Creating A VLAN Trunk Interface Using CLI On FortiGate

Summary

I noticed in this post I didn’t provide the step that comes BEFORE configuring the DHCP server for the VLAN. Time to fix that. This post assumes that all of the needed wiring and configuration is done on the switch. If anyone needs help with this kind of stuff.

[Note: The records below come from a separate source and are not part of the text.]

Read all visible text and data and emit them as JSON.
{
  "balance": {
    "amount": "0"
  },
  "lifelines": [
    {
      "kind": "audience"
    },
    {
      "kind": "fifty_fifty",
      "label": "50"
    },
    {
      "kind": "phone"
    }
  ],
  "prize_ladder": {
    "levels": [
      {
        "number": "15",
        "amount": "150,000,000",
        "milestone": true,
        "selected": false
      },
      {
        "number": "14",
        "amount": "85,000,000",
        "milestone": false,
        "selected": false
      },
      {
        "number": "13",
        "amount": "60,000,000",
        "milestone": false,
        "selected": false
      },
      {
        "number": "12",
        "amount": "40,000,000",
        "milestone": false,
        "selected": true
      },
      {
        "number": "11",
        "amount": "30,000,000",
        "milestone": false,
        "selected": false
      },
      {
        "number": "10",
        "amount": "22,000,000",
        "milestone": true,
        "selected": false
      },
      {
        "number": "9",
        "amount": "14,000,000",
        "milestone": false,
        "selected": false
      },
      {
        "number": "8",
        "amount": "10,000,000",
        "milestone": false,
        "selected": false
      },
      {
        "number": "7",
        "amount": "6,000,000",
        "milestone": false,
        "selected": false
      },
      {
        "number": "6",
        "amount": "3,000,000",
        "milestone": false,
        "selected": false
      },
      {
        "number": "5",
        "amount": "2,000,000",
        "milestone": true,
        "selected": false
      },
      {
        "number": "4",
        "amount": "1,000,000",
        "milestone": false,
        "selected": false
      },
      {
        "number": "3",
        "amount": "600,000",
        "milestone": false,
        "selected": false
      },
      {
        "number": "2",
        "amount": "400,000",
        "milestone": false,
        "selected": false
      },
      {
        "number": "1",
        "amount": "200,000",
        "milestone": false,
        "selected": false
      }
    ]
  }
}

You’re welcome to contact me.

Post can be found below:

• FortiGate: Adding A DHCP Server To A VLAN Interface With The DMZ Role

On FortiGate firewalls with 802.1Q VLAN interfaces. The DMZ role can be assigned to the interface. What this does is help condense an interface for use with multiple subnets. Allowing for more available ports.

In this particular scenario there is a VLAN interface configured on port9 on a FortiGate VM named tl-app-01.

This senario utilizes the following subnet. This will allow for only two usable hosts within the subnet and I only have one server that needs this.

Setup

• Network: 172.16.172.0/30
• Subnet: 255.255.255.252

To set the configuration. You connect to the firewalls terminal and configure it like so. A little explaination as to what this does.

1. Creates a new system interface named tl-app-01 on VDOM root.
2. Sets the IP address to 172.16.172.2
3. Allows us to ping the interface.
4. Enabled device identification.
5. Sets the role of the VLAN to DMZ.
6. Sets the physical interface to port9 on the firewall.
7. Sets the VLAN ID of the VLAN to 3000

The configuration for this can be found below. Easy peasy.

config system interface
    edit "tl-app-01"
        set vdom "root"
        set ip 172.16.172.2 255.255.255.252
        set allowaccess ping
        set device-identification enable
        set role dmz
        set interface "port9"
        set vlanid 3000
    next
end

Of course if you utilize strict firewall rules. Rules and objects will need to be configured so IPs within the subnet can reach things like the Internet and other things that an “app” server my need to access.